L’Ariane et l’Andromaque étaient deux frégates de 44 canons de classe Pallas jaugeant 790 tonnes, de 47 mètres de long sur 12 mètres de large et 4,8 mètres de tirant d’eau. Elles ont été construites à Nantes en 1809, lancée le 7 avril 1811 pour l’Ariane et le 10 mai 1811 pour l’Andromaque. L’armement de chaque navire de 44 canons se composait de 28 canons de 18 livres, 8 carronades de 36 et 8 canons de 8 livres.

Plan d’une frégate de la classe Pallas

Les deux frégates, accompagnées du brick le Mamelouck, formaient une « division » (petite flottille) qui avait mené une croisière au cours de laquelle les trois navires avaient parcouru l’océan Atlantique, des Açores aux Antilles où leur mission était d’attaquer le commerce ennemi. Le 31 octobre 1811, l’Ariane comptait à son bord 301 hommes d’équipage et l’Andromaque 295. Les commandements étaient assurés par le Capitaine de Frégate Jean-Baptiste Henri Feretier sur l’Ariane et le Capitaine de Frégate Nicolas Morice sur l’Andromaque.

Au cours de sa croisière dans les Caraïbes, la division mena une chasse fructueuse, prenant ou coulant 9 navires anglais, 3 navires portugais, 1 navire espagnol, 1 navire suédois et 11 navires américains. La division rentrait donc en France avec ses cales remplies de précieux butins qui allaient enrichir le trésor impérial.

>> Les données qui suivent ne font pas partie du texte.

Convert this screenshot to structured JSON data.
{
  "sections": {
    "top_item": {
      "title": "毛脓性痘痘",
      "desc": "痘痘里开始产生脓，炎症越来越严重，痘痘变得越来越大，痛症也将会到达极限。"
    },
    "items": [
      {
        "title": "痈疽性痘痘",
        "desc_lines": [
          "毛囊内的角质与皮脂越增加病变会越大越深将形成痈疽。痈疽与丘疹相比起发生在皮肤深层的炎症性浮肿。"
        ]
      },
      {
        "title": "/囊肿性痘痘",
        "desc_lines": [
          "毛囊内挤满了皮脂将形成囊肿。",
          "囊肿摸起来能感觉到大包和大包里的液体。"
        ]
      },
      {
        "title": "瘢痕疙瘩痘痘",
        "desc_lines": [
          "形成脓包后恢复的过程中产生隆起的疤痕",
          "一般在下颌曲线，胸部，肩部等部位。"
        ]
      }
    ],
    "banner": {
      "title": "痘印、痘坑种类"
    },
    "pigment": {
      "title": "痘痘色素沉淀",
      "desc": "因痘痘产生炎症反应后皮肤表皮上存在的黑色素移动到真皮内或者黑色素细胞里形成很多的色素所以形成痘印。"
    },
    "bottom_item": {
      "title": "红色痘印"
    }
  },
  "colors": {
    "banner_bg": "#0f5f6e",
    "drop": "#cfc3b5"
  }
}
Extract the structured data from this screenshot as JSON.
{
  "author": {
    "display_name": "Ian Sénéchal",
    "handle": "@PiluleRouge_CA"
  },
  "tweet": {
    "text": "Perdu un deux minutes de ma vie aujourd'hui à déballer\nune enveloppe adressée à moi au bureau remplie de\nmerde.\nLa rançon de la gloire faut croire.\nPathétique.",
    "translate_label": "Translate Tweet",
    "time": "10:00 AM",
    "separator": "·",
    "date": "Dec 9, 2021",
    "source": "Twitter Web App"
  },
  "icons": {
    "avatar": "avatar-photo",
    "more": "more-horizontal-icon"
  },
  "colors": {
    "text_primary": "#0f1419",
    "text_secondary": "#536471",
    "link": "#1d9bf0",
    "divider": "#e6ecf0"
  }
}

Les frégates Ariane et Andromaque

Devant initialement rallier Brest, le Capitaine de Frégate Feretier, qui dirigeait l’expédition, a appris par des prisonniers et par les journaux de bord trouvés sur les navires capturés qu’une escadre anglaise interdisait l’entrée du goulet de Brest. Il était donc impossible à la flottille française de se risquer vers la pointe armoricaine sans risquer de faire une mauvaise rencontre avec des vaisseaux anglais bien supérieurs en nombre et en puissance de feu. Autant dire qu’ils n’avaient aucune chance de passer. Il décida alors de changer son itinéraire et de mettre le cap sur Lorient, certainement moins surveillée que Brest.

La division arriva en vue de la terre le 22 mai 1812 à 5 heures du matin. Elle reconnut aisément les roches de Penmarc’h, doubla les îles des Glénans à 10h et aperçut l’île de Groix peu avant 11h.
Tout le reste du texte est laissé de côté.